Many of those critical jobs are filled by U.S. Latinos. In fact, U.S. Latinos have accounted for 80 per cent of the net new growth in our workforce across most sectors of the economy in the last decade. As consumers, U.S. Latinos have been responsible for the majority of net new sales growth across nearly every sector, thanks to the fact their real consumption has been growing 70 percent faster than that of non-Latinos. One of every seven small businesses in America is owned by a U.S. Latino.
Today, one of every five Americans is a U.S. Latino. Among Millennials it’s one of every four. Among the Alpha generation U.S. Latinos are one of every three. In other words, this is the cohort that will account for our country’s economic future, and is already responsible for much of our tax base that funds Social Security and Medicare for the four Baby Boomers who leave the workforce every minute.
We know that this cohort has been economically impacted by the coronavirus to the tune of 19 percent unemployment. However, the majority of those unemployed tend to be in the industries that undervalue their employees from a compensation perspective. It is estimated the 19 percent unemployed portion of the U.S. Latino workforce only represents about 8 percent of the total U.S. Latino GDP.
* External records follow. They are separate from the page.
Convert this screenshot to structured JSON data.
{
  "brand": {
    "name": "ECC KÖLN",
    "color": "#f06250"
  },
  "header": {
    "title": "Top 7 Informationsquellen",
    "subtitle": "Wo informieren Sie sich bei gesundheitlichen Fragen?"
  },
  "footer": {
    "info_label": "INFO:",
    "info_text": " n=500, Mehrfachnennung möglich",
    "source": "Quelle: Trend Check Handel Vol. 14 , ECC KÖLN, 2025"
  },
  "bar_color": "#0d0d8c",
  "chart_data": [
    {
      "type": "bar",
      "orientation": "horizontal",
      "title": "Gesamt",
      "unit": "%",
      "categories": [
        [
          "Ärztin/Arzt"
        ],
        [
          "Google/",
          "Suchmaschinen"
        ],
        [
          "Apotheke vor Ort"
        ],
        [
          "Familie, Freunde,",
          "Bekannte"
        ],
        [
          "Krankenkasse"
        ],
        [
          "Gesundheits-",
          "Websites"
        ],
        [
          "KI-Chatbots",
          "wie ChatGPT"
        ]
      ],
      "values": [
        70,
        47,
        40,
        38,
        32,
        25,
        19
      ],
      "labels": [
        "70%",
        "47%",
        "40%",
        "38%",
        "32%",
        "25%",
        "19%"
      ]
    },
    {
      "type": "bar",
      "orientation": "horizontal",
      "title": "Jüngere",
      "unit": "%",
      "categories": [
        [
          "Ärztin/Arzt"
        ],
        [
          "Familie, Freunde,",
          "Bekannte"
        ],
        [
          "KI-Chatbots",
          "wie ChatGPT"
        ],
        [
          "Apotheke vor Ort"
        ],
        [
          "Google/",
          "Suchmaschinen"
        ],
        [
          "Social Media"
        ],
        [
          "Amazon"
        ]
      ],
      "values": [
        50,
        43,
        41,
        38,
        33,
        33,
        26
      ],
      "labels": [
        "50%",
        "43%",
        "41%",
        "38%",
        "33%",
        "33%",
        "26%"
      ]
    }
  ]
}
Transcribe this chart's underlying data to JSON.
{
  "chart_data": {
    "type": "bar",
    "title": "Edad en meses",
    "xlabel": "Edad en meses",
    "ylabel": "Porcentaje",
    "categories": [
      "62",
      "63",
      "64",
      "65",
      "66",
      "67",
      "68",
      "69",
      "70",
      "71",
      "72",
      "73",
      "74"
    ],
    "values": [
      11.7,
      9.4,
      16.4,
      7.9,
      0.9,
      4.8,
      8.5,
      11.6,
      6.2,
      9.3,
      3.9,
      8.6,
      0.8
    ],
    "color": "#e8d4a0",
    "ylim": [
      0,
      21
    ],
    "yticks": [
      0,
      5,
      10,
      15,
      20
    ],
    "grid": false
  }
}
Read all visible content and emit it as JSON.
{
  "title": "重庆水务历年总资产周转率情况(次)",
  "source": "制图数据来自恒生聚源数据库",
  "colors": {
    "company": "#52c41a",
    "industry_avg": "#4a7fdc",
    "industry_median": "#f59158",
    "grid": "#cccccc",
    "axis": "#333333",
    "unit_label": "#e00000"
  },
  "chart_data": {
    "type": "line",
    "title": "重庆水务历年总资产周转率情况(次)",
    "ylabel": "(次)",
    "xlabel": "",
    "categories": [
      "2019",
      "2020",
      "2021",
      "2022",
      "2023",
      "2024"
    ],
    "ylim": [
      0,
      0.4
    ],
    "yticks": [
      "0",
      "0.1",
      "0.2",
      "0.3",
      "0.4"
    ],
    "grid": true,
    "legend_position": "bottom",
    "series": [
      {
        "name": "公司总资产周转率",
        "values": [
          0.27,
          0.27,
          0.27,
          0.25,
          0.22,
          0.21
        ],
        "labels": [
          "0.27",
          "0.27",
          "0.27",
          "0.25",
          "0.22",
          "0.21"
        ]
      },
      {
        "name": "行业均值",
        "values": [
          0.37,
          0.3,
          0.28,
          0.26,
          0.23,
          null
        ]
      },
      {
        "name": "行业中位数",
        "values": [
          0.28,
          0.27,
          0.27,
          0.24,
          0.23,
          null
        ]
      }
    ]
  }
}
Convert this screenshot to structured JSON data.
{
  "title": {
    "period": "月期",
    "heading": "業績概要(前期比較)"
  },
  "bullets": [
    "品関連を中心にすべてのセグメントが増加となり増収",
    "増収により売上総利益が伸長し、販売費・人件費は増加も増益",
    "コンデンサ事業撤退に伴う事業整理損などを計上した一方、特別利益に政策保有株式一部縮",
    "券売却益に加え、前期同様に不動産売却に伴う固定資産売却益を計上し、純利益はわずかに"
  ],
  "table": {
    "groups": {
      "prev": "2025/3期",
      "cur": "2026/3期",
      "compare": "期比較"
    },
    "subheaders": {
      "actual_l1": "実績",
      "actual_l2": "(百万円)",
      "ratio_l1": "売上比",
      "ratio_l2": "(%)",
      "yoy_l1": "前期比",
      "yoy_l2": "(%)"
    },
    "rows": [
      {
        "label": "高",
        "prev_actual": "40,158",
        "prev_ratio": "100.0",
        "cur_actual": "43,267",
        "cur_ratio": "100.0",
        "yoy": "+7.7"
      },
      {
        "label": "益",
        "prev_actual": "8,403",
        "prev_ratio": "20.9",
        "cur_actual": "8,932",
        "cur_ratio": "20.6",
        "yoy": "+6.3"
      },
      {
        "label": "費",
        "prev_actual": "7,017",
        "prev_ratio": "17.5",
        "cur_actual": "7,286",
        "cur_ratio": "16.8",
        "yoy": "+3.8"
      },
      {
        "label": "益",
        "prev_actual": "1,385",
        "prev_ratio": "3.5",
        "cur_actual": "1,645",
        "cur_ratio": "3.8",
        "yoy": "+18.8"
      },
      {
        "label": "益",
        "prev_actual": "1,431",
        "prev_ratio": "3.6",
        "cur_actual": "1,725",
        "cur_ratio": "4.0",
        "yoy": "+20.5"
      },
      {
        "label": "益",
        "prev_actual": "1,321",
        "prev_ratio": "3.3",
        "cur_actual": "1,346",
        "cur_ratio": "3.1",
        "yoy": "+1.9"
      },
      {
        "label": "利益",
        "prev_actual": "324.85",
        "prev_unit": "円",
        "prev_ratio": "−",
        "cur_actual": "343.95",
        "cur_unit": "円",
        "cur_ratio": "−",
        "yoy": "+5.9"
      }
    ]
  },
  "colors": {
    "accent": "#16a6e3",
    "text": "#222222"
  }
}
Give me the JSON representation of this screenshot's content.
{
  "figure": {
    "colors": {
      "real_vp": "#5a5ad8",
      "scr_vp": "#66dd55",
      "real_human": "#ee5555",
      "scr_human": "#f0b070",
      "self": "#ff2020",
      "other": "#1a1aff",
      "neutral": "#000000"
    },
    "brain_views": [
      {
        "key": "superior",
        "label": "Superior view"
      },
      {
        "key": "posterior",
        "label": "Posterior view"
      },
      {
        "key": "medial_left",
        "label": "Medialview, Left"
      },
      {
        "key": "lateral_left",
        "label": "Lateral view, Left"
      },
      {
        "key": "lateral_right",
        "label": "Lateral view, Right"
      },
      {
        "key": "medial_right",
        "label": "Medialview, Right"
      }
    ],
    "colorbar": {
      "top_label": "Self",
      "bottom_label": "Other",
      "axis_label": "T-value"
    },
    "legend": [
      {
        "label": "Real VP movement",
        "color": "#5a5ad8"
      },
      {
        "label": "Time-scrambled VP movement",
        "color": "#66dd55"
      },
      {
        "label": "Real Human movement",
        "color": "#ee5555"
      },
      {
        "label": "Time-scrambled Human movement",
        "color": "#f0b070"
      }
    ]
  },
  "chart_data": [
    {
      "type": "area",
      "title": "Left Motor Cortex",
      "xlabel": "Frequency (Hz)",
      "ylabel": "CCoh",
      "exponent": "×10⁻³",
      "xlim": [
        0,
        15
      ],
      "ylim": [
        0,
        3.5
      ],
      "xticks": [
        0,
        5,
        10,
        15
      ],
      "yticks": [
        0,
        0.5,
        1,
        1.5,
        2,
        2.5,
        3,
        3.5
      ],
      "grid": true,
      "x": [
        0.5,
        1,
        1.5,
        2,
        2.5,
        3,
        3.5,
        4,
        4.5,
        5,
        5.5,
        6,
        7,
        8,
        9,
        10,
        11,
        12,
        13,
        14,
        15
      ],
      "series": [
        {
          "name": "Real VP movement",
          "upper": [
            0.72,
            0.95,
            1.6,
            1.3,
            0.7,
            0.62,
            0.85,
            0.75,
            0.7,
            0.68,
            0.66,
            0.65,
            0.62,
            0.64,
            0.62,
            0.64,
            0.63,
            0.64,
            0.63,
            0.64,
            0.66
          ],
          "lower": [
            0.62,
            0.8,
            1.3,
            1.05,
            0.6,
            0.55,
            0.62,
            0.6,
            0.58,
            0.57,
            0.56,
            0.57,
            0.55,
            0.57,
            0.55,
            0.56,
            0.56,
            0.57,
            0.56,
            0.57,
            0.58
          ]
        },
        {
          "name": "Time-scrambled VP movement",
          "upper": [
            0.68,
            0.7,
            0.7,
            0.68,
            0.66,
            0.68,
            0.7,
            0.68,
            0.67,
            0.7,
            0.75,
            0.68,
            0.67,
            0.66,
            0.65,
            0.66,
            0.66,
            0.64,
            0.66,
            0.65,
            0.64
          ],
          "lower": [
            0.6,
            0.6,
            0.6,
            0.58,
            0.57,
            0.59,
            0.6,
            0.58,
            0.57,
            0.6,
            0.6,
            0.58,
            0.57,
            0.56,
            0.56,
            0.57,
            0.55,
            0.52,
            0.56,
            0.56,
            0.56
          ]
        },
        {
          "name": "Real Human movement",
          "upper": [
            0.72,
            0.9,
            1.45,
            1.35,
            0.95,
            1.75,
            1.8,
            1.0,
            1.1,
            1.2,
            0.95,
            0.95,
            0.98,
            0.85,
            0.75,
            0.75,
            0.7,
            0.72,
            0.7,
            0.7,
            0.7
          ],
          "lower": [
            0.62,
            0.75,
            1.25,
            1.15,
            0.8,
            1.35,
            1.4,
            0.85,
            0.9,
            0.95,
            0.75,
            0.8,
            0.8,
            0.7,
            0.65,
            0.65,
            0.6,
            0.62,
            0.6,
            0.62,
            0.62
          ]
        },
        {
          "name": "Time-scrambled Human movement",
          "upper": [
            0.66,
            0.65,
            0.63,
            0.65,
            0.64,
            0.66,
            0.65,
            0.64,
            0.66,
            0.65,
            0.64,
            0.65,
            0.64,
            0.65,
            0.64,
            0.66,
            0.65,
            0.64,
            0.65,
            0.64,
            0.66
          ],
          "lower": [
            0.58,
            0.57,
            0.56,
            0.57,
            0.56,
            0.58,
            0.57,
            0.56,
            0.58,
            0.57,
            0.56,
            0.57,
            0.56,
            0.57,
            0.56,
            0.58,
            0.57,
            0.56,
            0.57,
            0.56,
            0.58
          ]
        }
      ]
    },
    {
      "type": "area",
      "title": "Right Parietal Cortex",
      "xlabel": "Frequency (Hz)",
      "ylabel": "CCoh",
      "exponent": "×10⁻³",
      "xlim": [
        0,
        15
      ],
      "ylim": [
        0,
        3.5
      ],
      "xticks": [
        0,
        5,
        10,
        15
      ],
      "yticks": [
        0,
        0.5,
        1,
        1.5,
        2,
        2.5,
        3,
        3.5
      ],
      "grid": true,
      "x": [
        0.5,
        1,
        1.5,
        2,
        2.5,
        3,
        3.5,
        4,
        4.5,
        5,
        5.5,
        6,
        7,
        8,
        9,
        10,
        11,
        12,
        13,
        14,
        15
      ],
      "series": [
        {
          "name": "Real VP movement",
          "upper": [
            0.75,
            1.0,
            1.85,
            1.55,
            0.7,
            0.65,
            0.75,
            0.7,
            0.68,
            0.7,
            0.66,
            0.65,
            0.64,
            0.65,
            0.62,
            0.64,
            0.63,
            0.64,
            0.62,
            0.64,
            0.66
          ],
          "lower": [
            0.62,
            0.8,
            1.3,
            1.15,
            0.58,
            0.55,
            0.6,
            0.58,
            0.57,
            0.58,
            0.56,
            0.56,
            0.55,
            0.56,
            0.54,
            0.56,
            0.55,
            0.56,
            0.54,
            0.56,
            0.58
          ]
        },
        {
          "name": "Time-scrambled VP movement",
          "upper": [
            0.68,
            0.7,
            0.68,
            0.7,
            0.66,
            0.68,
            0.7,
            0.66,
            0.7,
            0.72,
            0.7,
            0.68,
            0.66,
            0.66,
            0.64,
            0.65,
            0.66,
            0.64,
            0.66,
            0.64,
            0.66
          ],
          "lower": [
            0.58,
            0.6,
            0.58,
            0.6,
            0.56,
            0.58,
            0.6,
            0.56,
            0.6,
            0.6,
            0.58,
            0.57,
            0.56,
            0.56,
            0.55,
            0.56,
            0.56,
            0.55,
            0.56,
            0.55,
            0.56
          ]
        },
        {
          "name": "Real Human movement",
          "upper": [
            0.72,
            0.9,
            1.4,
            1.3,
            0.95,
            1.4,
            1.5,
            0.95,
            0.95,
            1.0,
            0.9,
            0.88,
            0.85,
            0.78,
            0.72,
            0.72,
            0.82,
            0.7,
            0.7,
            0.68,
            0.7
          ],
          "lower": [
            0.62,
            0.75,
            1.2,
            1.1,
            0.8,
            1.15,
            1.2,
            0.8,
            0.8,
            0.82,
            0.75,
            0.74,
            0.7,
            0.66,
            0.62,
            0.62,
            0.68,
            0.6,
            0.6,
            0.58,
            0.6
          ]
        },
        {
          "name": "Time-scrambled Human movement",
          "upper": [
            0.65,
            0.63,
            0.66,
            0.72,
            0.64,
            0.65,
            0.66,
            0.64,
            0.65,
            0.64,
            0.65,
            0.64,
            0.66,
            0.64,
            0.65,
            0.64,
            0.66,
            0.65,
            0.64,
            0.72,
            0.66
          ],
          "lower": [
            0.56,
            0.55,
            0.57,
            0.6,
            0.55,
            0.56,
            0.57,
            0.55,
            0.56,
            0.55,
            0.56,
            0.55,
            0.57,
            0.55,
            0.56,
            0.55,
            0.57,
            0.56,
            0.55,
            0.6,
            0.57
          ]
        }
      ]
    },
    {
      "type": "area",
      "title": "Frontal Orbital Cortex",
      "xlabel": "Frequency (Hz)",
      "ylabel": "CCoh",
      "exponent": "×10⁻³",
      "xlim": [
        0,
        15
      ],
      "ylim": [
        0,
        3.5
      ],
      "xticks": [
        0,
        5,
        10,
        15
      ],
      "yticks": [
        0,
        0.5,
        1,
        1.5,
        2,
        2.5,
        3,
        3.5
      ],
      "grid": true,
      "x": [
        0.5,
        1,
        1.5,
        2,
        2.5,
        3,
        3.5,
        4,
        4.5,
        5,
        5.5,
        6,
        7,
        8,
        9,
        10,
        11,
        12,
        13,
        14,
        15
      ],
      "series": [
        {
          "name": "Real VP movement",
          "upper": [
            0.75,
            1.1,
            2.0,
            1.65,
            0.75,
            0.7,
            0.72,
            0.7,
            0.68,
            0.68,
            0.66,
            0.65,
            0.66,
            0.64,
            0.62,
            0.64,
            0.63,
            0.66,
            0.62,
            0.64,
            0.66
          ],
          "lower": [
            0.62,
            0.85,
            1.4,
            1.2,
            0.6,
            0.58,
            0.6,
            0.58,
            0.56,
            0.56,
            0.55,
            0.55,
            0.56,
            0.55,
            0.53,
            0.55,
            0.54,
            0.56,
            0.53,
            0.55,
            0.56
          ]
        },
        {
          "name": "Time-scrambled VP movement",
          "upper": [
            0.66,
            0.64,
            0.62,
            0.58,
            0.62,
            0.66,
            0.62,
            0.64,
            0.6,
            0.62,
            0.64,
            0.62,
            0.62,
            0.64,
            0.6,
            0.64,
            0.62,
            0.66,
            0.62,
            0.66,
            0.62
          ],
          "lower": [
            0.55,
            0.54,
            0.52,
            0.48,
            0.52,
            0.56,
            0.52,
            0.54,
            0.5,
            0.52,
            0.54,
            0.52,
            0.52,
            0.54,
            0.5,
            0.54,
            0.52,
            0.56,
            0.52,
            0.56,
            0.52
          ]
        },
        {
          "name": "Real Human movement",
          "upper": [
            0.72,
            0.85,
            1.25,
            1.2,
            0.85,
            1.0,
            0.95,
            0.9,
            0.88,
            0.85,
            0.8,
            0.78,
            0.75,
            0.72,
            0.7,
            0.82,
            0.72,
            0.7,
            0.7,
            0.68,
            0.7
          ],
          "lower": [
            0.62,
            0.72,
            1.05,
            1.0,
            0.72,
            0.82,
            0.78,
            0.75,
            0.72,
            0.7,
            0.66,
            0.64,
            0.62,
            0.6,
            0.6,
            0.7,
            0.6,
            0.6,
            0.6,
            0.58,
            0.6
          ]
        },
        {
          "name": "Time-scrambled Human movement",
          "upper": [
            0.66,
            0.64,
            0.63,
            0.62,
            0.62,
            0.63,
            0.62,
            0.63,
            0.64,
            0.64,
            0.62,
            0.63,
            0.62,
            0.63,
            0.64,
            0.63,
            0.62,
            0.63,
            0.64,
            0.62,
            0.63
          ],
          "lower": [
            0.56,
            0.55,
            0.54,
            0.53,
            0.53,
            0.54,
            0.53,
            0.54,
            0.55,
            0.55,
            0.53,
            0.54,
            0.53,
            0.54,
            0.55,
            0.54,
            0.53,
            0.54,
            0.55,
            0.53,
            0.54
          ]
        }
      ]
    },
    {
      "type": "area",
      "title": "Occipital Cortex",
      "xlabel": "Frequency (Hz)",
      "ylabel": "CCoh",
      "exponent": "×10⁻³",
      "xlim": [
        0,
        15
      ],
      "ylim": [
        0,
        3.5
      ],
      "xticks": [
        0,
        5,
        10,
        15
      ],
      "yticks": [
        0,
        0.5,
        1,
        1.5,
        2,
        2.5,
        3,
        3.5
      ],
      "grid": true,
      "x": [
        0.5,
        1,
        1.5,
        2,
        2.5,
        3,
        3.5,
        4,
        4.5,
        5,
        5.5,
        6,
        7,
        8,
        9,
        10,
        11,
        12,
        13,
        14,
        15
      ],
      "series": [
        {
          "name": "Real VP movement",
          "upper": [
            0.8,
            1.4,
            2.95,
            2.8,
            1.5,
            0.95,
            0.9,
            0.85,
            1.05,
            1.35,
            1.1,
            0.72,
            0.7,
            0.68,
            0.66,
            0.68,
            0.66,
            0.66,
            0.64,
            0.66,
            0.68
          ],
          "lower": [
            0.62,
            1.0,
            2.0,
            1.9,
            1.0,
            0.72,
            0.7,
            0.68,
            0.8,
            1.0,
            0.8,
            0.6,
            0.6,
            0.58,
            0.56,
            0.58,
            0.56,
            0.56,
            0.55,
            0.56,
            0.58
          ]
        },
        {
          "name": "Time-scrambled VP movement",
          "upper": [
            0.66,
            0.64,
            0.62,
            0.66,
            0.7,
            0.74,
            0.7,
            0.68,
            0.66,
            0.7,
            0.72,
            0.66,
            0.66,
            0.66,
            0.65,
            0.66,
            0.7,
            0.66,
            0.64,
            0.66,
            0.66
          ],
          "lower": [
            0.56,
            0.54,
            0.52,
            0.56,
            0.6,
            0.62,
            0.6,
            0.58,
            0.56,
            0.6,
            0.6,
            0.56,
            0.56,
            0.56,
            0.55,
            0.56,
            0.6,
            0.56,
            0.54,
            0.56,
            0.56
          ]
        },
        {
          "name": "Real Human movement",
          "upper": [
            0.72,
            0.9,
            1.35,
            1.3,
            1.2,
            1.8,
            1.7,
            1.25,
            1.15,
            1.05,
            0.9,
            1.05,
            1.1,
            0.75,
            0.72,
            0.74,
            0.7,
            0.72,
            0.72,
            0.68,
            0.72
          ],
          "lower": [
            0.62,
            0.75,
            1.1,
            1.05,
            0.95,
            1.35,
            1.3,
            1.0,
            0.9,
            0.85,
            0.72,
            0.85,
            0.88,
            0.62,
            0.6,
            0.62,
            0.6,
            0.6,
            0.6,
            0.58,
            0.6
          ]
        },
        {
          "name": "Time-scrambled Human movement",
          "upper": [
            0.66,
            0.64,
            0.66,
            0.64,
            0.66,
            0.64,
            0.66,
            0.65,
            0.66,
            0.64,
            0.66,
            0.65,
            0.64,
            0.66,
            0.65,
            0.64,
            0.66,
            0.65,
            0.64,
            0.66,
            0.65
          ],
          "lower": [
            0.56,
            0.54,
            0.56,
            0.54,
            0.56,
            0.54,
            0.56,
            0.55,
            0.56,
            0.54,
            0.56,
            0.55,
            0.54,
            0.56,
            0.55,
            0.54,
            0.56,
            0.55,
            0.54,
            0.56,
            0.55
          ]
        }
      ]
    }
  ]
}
The income disparity in our country is now more obvious than ever, and threatens our country’s ability to fully recover economically from the pandemic because fewer and fewer people are losing more and more of their purchasing power. The top 10 percent of the population, based on income, now owns 70 percent of all the wealth in our country. This concentration of wealth is the greatest it has been since the 1920’s.
The May 8th NBC News headline should serve as a flashing warning light to our country. It said, “Latinos hardest hit by coronavirus job losses.”
U.S. Latinos are the people who have been starting more new businesses, buying more new cars, representing over 50 percent of new homeowners, buying more mobile phones, and even enlisting more as U.S. Marines. They are America’s New Mainstream Economy, and its restart and rebound are undeniably essential to our country’s recovery from Covid-19.